A enfermeira pegou um envelope lacrado que estava no criado-mudo ao lado da cama e o entregou a Heitor. Ele achou estranho. Para deixar um endereço, era mesmo necessário algo tão formal? Com o coração inquieto, ele abriu o envelope e tirou o que estava dentro.
O título no documento chamou imediatamente sua atenção:
[Contrato de Divórcio]
Heitor ficou paralisado, encarando o contrato de divórcio em sua mão. Por um momento, ele ficou completamente atordoado. No final do documento, já estava assinada a assinatura de Patrícia.
As lágrimas começaram a escorrer pelo rosto de Heitor. Ele sabia que, no estado atual das mãos de Patrícia, ela não podia assinar nada. Isso só podia significar que ela havia planejado isso há muito tempo e deixado o contrato com Marcelo.

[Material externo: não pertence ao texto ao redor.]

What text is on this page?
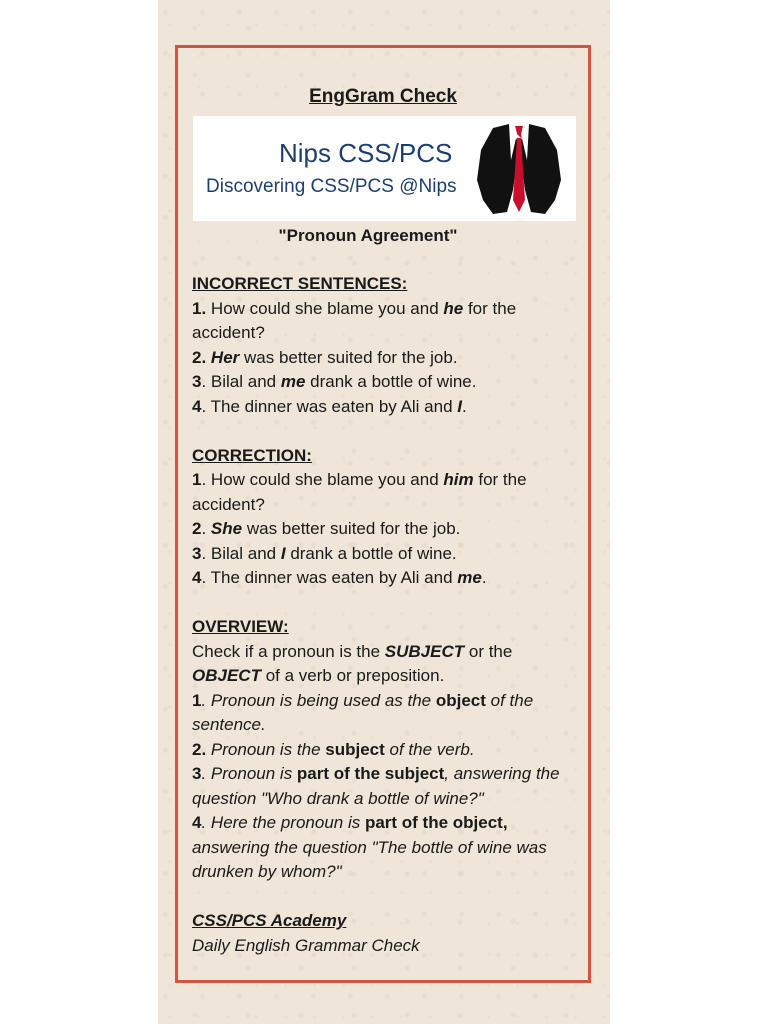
EngGram Check
Nips CSS/PCS
Discovering CSS/PCS @Nips
"Pronoun Agreement"
INCORRECT SENTENCES:
1. How could she blame you and he for the accident?
2. Her was better suited for the job.
3. Bilal and me drank a bottle of wine.
4. The dinner was eaten by Ali and I.
CORRECTION:
1. How could she blame you and him for the accident?
2. She was better suited for the job.
3. Bilal and I drank a bottle of wine.
4. The dinner was eaten by Ali and me.
OVERVIEW:
Check if a pronoun is the SUBJECT or the OBJECT of a verb or preposition.
1. Pronoun is being used as the object of the sentence.
2. Pronoun is the subject of the verb.
3. Pronoun is part of the subject, answering the question "Who drank a bottle of wine?"
4. Here the pronoun is part of the object, answering the question "The bottle of wine was drunken by whom?"
CSS/PCS Academy
Daily English Grammar Check
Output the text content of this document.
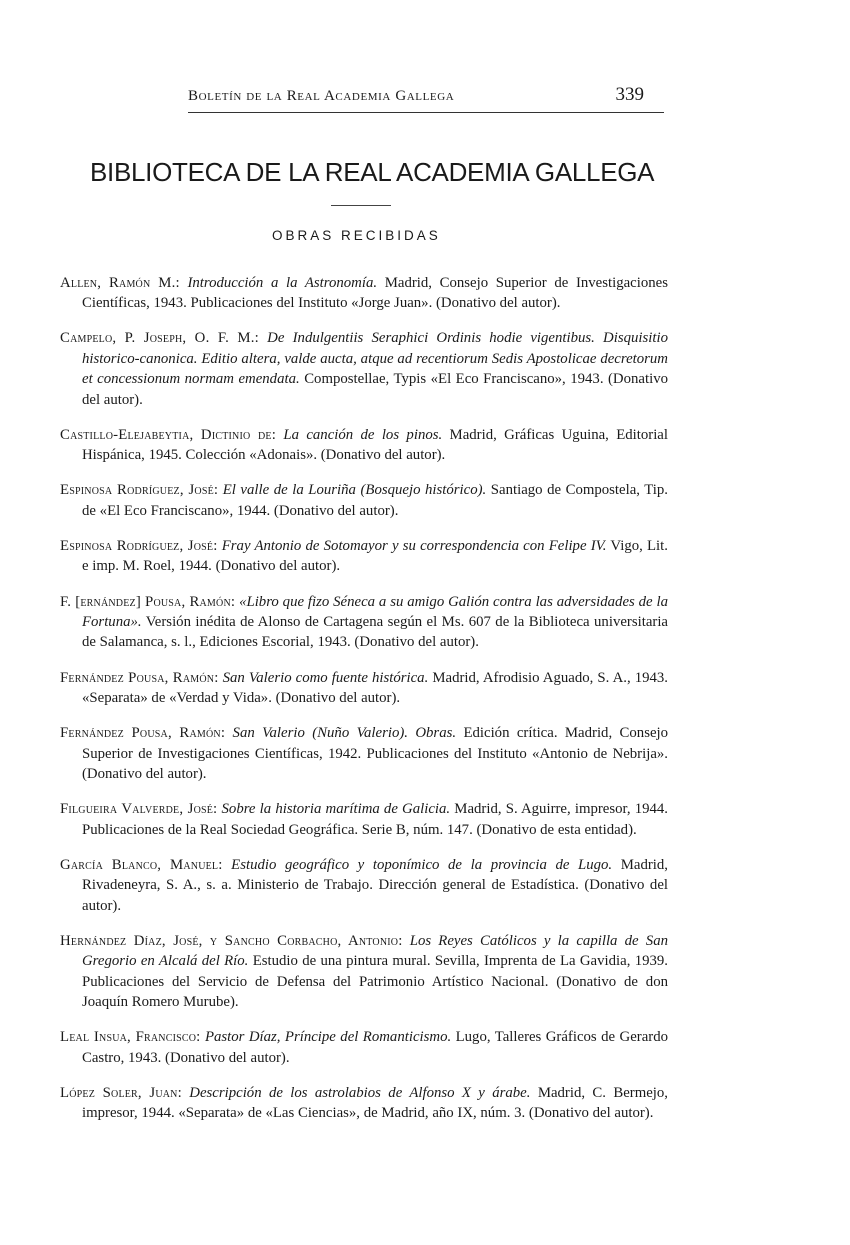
Boletín de la Real Academia Gallega	339
BIBLIOTECA DE LA REAL ACADEMIA GALLEGA
OBRAS RECIBIDAS

Allen, Ramón M.: Introducción a la Astronomía. Madrid, Consejo Superior de Investigaciones Científicas, 1943. Publicaciones del Instituto «Jorge Juan». (Donativo del autor).

Campelo, P. Joseph, O. F. M.: De Indulgentiis Seraphici Ordinis hodie vigentibus. Disquisitio historico-canonica. Editio altera, valde aucta, atque ad recentiorum Sedis Apostolicae decretorum et concessionum normam emendata. Compostellae, Typis «El Eco Franciscano», 1943. (Donativo del autor).

Castillo-Elejabeytia, Dictinio de: La canción de los pinos. Madrid, Gráficas Uguina, Editorial Hispánica, 1945. Colección «Adonais». (Donativo del autor).

Espinosa Rodríguez, José: El valle de la Louriña (Bosquejo histórico). Santiago de Compostela, Tip. de «El Eco Franciscano», 1944. (Donativo del autor).

Espinosa Rodríguez, José: Fray Antonio de Sotomayor y su correspondencia con Felipe IV. Vigo, Lit. e imp. M. Roel, 1944. (Donativo del autor).

F. [ernández] Pousa, Ramón: «Libro que fizo Séneca a su amigo Galión contra las adversidades de la Fortuna». Versión inédita de Alonso de Cartagena según el Ms. 607 de la Biblioteca universitaria de Salamanca, s. l., Ediciones Escorial, 1943. (Donativo del autor).

Fernández Pousa, Ramón: San Valerio como fuente histórica. Madrid, Afrodisio Aguado, S. A., 1943. «Separata» de «Verdad y Vida». (Donativo del autor).

Fernández Pousa, Ramón: San Valerio (Nuño Valerio). Obras. Edición crítica. Madrid, Consejo Superior de Investigaciones Científicas, 1942. Publicaciones del Instituto «Antonio de Nebrija». (Donativo del autor).

Filgueira Valverde, José: Sobre la historia marítima de Galicia. Madrid, S. Aguirre, impresor, 1944. Publicaciones de la Real Sociedad Geográfica. Serie B, núm. 147. (Donativo de esta entidad).

García Blanco, Manuel: Estudio geográfico y toponímico de la provincia de Lugo. Madrid, Rivadeneyra, S. A., s. a. Ministerio de Trabajo. Dirección general de Estadística. (Donativo del autor).

Hernández Díaz, José, y Sancho Corbacho, Antonio: Los Reyes Católicos y la capilla de San Gregorio en Alcalá del Río. Estudio de una pintura mural. Sevilla, Imprenta de La Gavidia, 1939. Publicaciones del Servicio de Defensa del Patrimonio Artístico Nacional. (Donativo de don Joaquín Romero Murube).

Leal Insua, Francisco: Pastor Díaz, Príncipe del Romanticismo. Lugo, Talleres Gráficos de Gerardo Castro, 1943. (Donativo del autor).

López Soler, Juan: Descripción de los astrolabios de Alfonso X y árabe. Madrid, C. Bermejo, impresor, 1944. «Separata» de «Las Ciencias», de Madrid, año IX, núm. 3. (Donativo del autor).
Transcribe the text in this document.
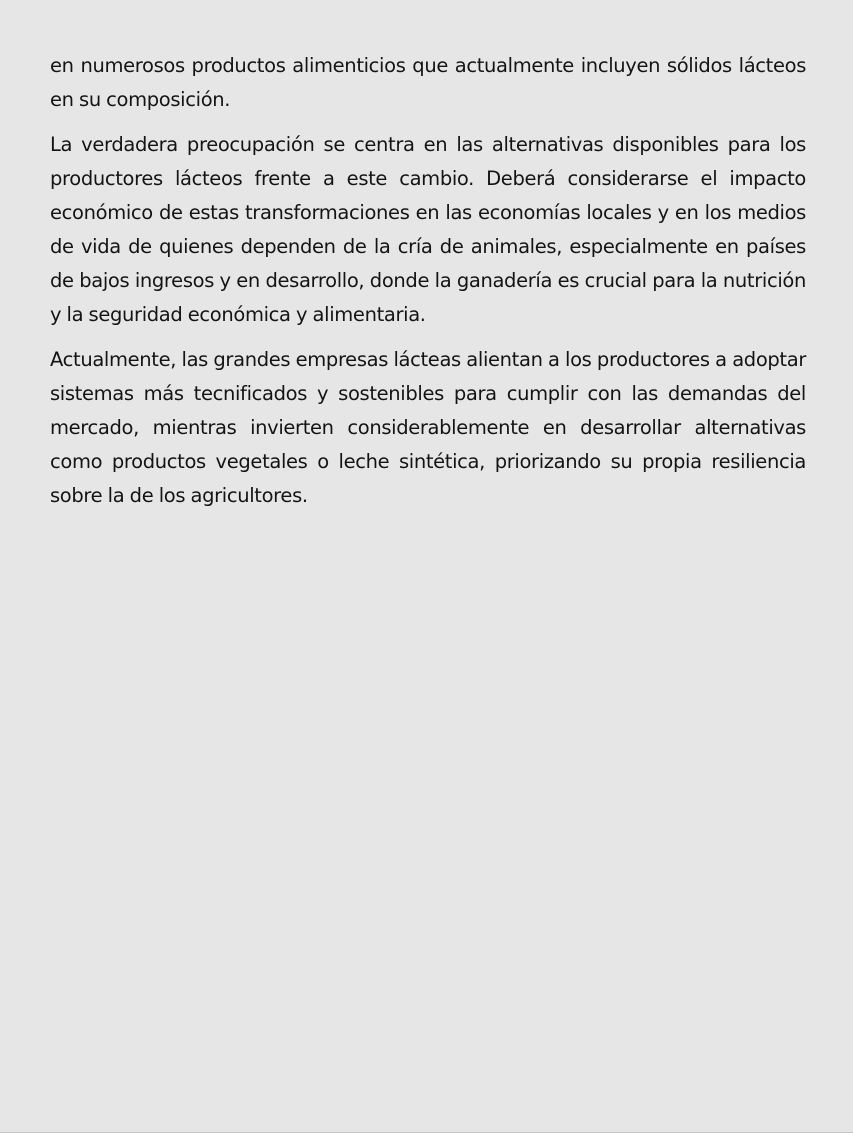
en numerosos productos alimenticios que actualmente incluyen sólidos lácteos en su composición.

La verdadera preocupación se centra en las alternativas disponibles para los productores lácteos frente a este cambio. Deberá considerarse el impacto económico de estas transformaciones en las economías locales y en los medios de vida de quienes dependen de la cría de animales, especialmente en países de bajos ingresos y en desarrollo, donde la ganadería es crucial para la nutrición y la seguridad económica y alimentaria.

Actualmente, las grandes empresas lácteas alientan a los productores a adoptar sistemas más tecnificados y sostenibles para cumplir con las demandas del mercado, mientras invierten considerablemente en desarrollar alternativas como productos vegetales o leche sintética, priorizando su propia resiliencia sobre la de los agricultores.
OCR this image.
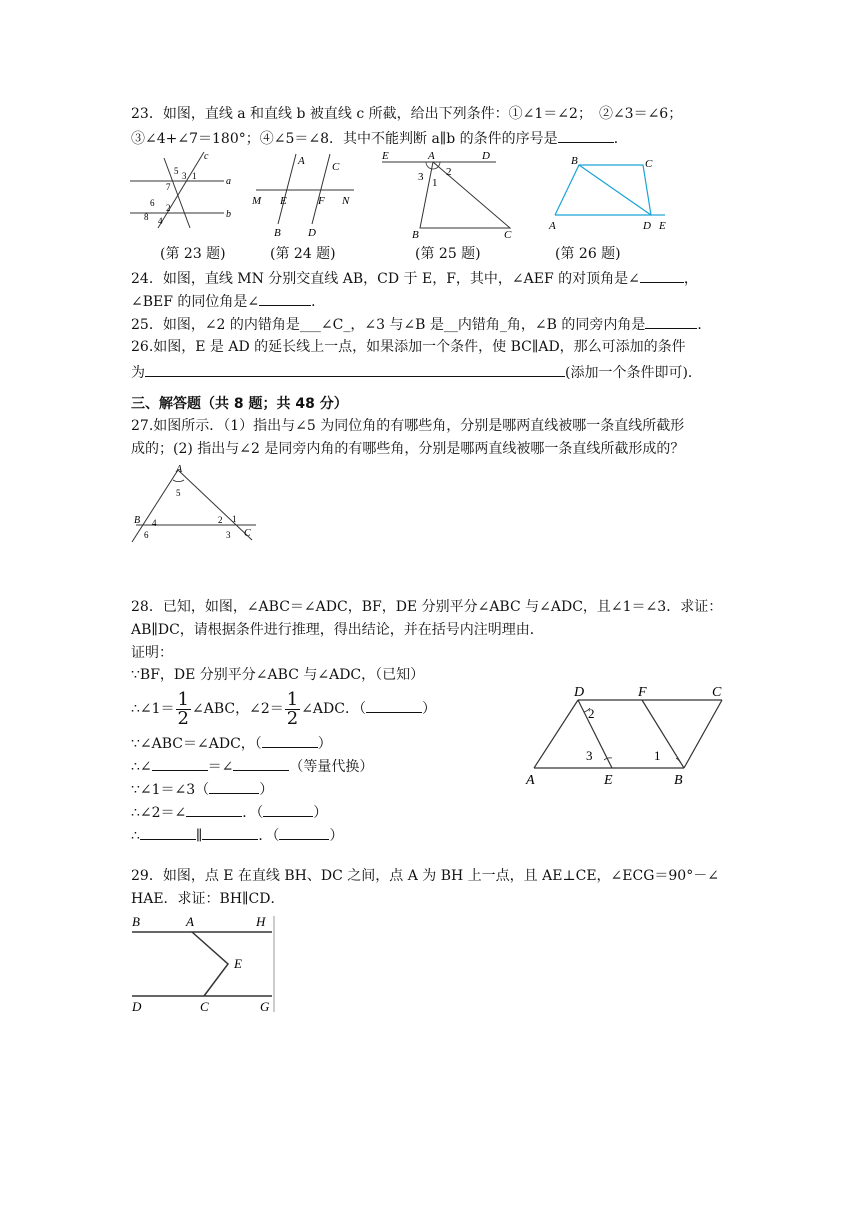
23．如图，直线 a 和直线 b 被直线 c 所截，给出下列条件：①∠1＝∠2；　②∠3＝∠6；
③∠4+∠7＝180°；④∠5＝∠8．其中不能判断 a∥b 的条件的序号是	．
c
a
b
5 3 1
7
6 2
8 4
A C
M E	F N
B D
E	A	D
3 1
2
B	C
B	C
A	D E
(第 23 题)	(第 24 题)	(第 25 题)	(第 26 题)
24．如图，直线 MN 分别交直线 AB，CD 于 E，F，其中，∠AEF 的对顶角是∠	，
∠BEF 的同位角是∠	．
25．如图，∠2 的内错角是___∠C_，∠3 与∠B 是__内错角_角，∠B 的同旁内角是	．
26.如图，E 是 AD 的延长线上一点，如果添加一个条件，使 BC∥AD，那么可添加的条件
为	(添加一个条件即可)．
三、解答题（共 8 题；共 48 分）
27.如图所示．（1）指出与∠5 为同位角的有哪些角，分别是哪两直线被哪一条直线所截形
成的；(2) 指出与∠2 是同旁内角的有哪些角，分别是哪两直线被哪一条直线所截形成的？
A
5
B 4
6
2 1
3 C
28．已知，如图，∠ABC＝∠ADC，BF，DE 分别平分∠ABC 与∠ADC，且∠1＝∠3．求证：
AB∥DC，请根据条件进行推理，得出结论，并在括号内注明理由．
证明：
∵BF，DE 分别平分∠ABC 与∠ADC，（已知）
∴∠1＝ $\frac{1}{2}$ ∠ABC，∠2＝ $\frac{1}{2}$ ∠ADC．（	）
∵∠ABC＝∠ADC，（	）
∴∠	＝∠	（等量代换）
∵∠1＝∠3（	）
∴∠2＝∠	．（	）
∴	∥	．（	）
D	F	C
2
3	1
A	E	B
29．如图，点 E 在直线 BH、DC 之间，点 A 为 BH 上一点，且 AE⊥CE，∠ECG＝90°－∠
HAE．求证：BH∥CD．
B	A	H
E
D	C	G
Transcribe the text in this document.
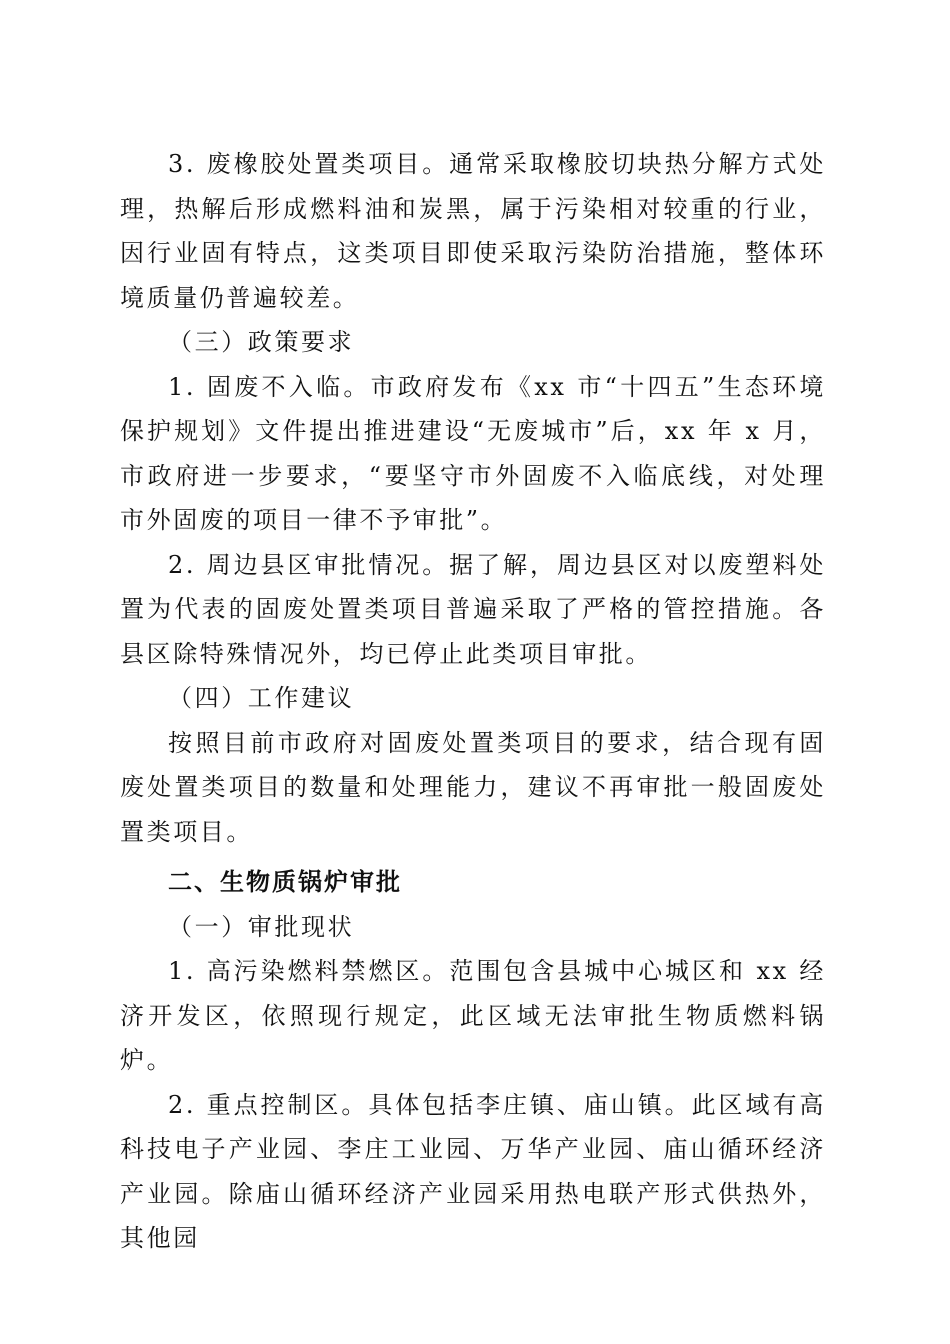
3. 废橡胶处置类项目。通常采取橡胶切块热分解方式处理，热解后形成燃料油和炭黑，属于污染相对较重的行业，因行业固有特点，这类项目即使采取污染防治措施，整体环境质量仍普遍较差。

（三）政策要求

1. 固废不入临。市政府发布《xx 市“十四五”生态环境保护规划》文件提出推进建设“无废城市”后，xx 年 x 月，市政府进一步要求，“要坚守市外固废不入临底线，对处理市外固废的项目一律不予审批”。

2. 周边县区审批情况。据了解，周边县区对以废塑料处置为代表的固废处置类项目普遍采取了严格的管控措施。各县区除特殊情况外，均已停止此类项目审批。

（四）工作建议

按照目前市政府对固废处置类项目的要求，结合现有固废处置类项目的数量和处理能力，建议不再审批一般固废处置类项目。

二、生物质锅炉审批

（一）审批现状

1. 高污染燃料禁燃区。范围包含县城中心城区和 xx 经济开发区，依照现行规定，此区域无法审批生物质燃料锅炉。

2. 重点控制区。具体包括李庄镇、庙山镇。此区域有高科技电子产业园、李庄工业园、万华产业园、庙山循环经济产业园。除庙山循环经济产业园采用热电联产形式供热外，其他园
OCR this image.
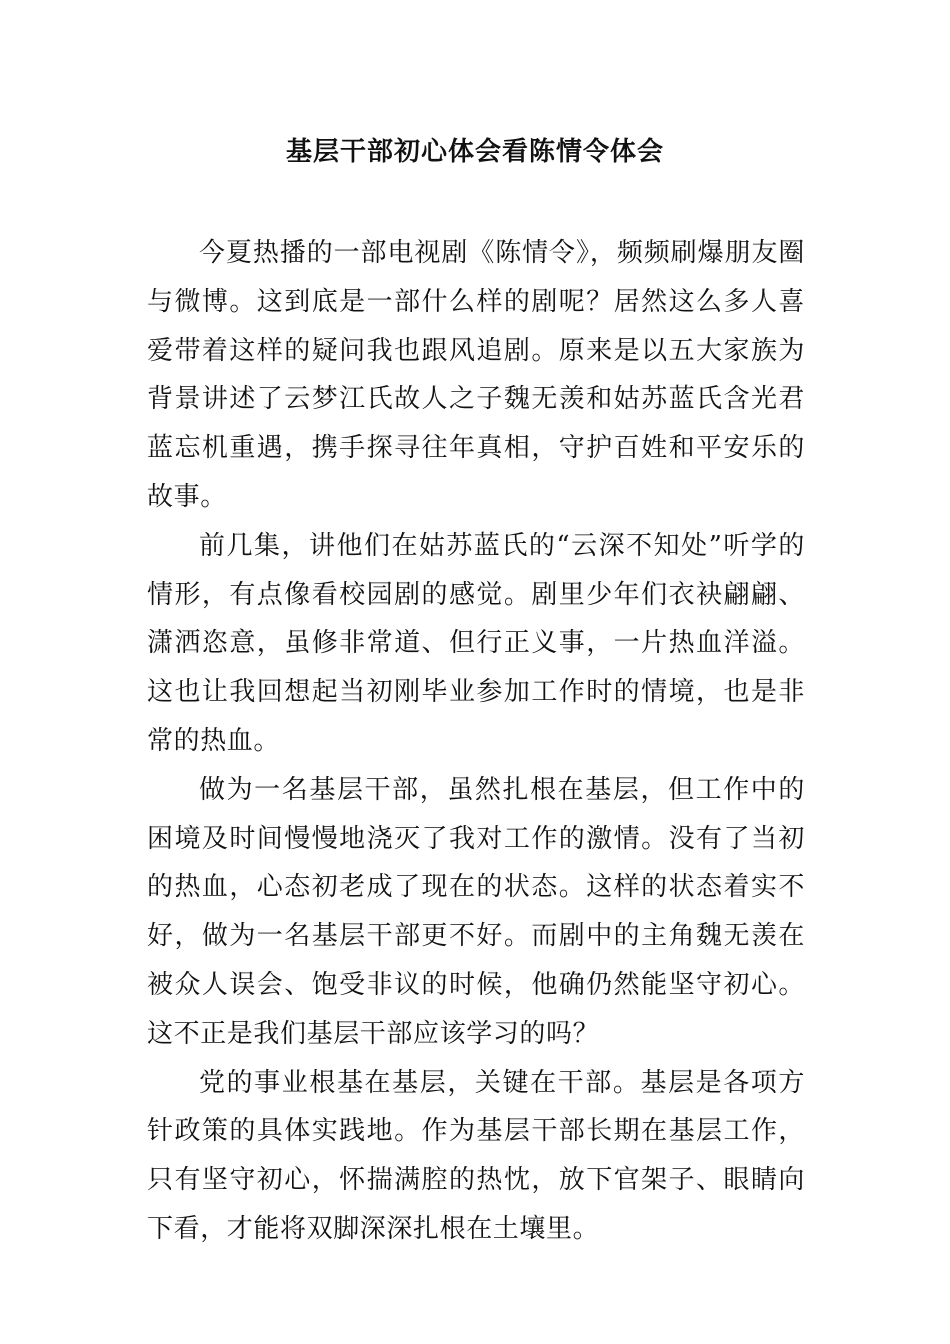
基层干部初心体会看陈情令体会

今夏热播的一部电视剧《陈情令》，频频刷爆朋友圈与微博。这到底是一部什么样的剧呢？居然这么多人喜爱带着这样的疑问我也跟风追剧。原来是以五大家族为背景讲述了云梦江氏故人之子魏无羡和姑苏蓝氏含光君蓝忘机重遇，携手探寻往年真相，守护百姓和平安乐的故事。

前几集，讲他们在姑苏蓝氏的“云深不知处”听学的情形，有点像看校园剧的感觉。剧里少年们衣袂翩翩、潇洒恣意，虽修非常道、但行正义事，一片热血洋溢。这也让我回想起当初刚毕业参加工作时的情境，也是非常的热血。

做为一名基层干部，虽然扎根在基层，但工作中的困境及时间慢慢地浇灭了我对工作的激情。没有了当初的热血，心态初老成了现在的状态。这样的状态着实不好，做为一名基层干部更不好。而剧中的主角魏无羡在被众人误会、饱受非议的时候，他确仍然能坚守初心。这不正是我们基层干部应该学习的吗？

党的事业根基在基层，关键在干部。基层是各项方针政策的具体实践地。作为基层干部长期在基层工作，只有坚守初心，怀揣满腔的热忱，放下官架子、眼睛向下看，才能将双脚深深扎根在土壤里。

A dor que inundou o coração de Heitor foi avassaladora. Era como se o mundo ao seu redor estivesse desmoronando. Ele não conseguiu suportar e desmaiou no local.
A enfermeira, em pânico, chamou imediatamente o médico de plantão para socorrê-lo. Quando Heitor recobrou a consciência, ele começou a chorar compulsivamente.
Com o contrato ainda apertado em suas mãos, ele não conseguia parar de olhar para aquelas palavras.
Os termos estavam claros:
[A parte feminina, Patrícia, e a parte masculina, Heitor, concordam com o divórcio de forma voluntária. Ambas as partes declaram não ter sentimentos genuínos um pelo outro, não possuem filhos e concordam em dissolver o vínculo matrimonial...]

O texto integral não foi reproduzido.